GAZA: Au moins huit personnes ont été tuées tôt jeudi dans des bombardements israéliens sur la ville de Gaza, a annoncé à l'AFP un porte-parole de la défense civile du territoire palestinien.

Cinq et deux personnes ont été tuées respectivement dans des frappes contre des appartements dans le nord-ouest et le sud-ouest de la ville de Gaza, et une autre dans un raid contre une maison dans le camp de réfugiés d'Al-Shati, dans l'ouest de la ville, a indiqué ce porte-parole, Mahmoud Bassal.

Ces frappes ont également fait au moins 15 blessés, a-t-il ajouté.

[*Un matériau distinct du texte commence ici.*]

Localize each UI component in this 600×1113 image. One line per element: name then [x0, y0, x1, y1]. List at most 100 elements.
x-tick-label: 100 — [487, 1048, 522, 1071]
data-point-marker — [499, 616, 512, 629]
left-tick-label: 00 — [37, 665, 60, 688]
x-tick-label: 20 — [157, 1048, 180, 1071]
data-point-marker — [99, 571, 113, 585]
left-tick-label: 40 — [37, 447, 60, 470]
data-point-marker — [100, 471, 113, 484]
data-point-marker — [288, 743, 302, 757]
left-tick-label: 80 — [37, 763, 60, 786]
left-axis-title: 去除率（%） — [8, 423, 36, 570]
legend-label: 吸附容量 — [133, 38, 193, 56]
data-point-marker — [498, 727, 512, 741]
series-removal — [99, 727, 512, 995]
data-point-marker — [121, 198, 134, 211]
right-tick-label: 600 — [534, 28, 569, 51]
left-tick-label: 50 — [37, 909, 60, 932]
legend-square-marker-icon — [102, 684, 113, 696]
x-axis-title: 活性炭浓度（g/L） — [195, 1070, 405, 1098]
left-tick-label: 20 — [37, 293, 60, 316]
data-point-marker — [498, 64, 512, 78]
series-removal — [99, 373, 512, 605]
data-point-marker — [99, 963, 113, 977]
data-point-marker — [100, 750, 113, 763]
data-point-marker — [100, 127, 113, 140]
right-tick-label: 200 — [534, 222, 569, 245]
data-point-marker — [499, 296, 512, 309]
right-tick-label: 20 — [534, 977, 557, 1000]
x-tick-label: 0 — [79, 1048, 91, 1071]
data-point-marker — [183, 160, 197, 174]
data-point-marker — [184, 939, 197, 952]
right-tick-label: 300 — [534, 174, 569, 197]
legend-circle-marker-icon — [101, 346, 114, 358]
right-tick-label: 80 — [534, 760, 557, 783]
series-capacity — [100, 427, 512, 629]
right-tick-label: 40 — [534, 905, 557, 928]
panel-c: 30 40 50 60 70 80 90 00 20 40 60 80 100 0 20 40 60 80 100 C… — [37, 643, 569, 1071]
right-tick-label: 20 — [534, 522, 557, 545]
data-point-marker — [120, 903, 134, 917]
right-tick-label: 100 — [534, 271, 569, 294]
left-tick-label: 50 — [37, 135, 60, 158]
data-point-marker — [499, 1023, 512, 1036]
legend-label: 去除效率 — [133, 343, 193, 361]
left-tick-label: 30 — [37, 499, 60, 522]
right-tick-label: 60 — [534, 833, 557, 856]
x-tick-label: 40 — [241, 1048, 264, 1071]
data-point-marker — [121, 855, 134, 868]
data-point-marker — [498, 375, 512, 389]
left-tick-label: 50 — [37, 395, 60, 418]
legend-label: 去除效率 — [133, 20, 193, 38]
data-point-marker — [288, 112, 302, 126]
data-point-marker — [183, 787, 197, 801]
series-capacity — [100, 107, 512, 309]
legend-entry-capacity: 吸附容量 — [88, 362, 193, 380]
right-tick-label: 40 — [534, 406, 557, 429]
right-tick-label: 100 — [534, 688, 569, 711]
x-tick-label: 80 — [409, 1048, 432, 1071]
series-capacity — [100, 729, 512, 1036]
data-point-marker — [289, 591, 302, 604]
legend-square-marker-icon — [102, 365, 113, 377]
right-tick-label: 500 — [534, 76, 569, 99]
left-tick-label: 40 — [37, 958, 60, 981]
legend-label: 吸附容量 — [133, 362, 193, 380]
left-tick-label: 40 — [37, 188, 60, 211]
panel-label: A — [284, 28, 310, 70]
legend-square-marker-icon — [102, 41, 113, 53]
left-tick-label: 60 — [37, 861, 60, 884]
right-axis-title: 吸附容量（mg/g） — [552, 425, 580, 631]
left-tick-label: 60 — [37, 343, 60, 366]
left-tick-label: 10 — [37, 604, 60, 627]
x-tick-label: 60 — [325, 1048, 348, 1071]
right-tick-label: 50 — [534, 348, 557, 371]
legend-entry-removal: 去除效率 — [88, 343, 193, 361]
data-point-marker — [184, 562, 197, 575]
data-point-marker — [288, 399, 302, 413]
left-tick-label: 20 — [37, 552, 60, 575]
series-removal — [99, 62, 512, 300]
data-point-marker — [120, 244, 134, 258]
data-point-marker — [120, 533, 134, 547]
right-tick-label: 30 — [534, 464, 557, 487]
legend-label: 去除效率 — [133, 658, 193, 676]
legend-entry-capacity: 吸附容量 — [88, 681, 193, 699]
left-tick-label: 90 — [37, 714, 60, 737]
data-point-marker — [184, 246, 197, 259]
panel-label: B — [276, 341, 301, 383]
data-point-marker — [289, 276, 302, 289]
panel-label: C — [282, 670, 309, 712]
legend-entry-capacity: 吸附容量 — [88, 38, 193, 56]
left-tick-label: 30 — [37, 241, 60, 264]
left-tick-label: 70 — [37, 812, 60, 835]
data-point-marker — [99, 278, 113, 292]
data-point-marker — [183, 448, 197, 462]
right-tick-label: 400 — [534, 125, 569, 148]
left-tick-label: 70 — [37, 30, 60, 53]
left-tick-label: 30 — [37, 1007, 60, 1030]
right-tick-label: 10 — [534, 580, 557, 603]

Malgré un cessez-le-feu en vigueur depuis octobre 2025, la bande de Gaza reste le théâtre de violences, avec des frappes israéliennes quasi quotidiennes.

Selon le ministère de la Santé du territoire, placé sous l'autorité du mouvement islamiste palestinien Hamas, plus de 900 personnes ont été tuées depuis l'entrée en vigueur de cette trêve, conclue après deux ans de guerre déclenchée le 7 octobre 2023 par l'attaque sans précédent du Hamas contre Israël.

La première phase de la trêve a vu la libération des derniers otages israéliens de Gaza enlevés par le Hamas, en échange de Palestiniens détenus par Israël. Mais le passage à la deuxième phase, devant se traduire par le désarmement du Hamas et un retrait progressif de l'armée israélienne, semble complètement grippé.

La semaine dernière, le Premier ministre israélien Benjamin Netanyahu avait déclaré avoir ordonné à l'armée de prendre le contrôle de 70% de la bande de Gaza, contre 60% contrôlé actuellement.

Fin mai, le tout nouveau chef de la branche armée du Hamas, Mohammed Odeh, a été tué par une frappe israélienne, 11 jours après l'assassinat de son prédécesseur.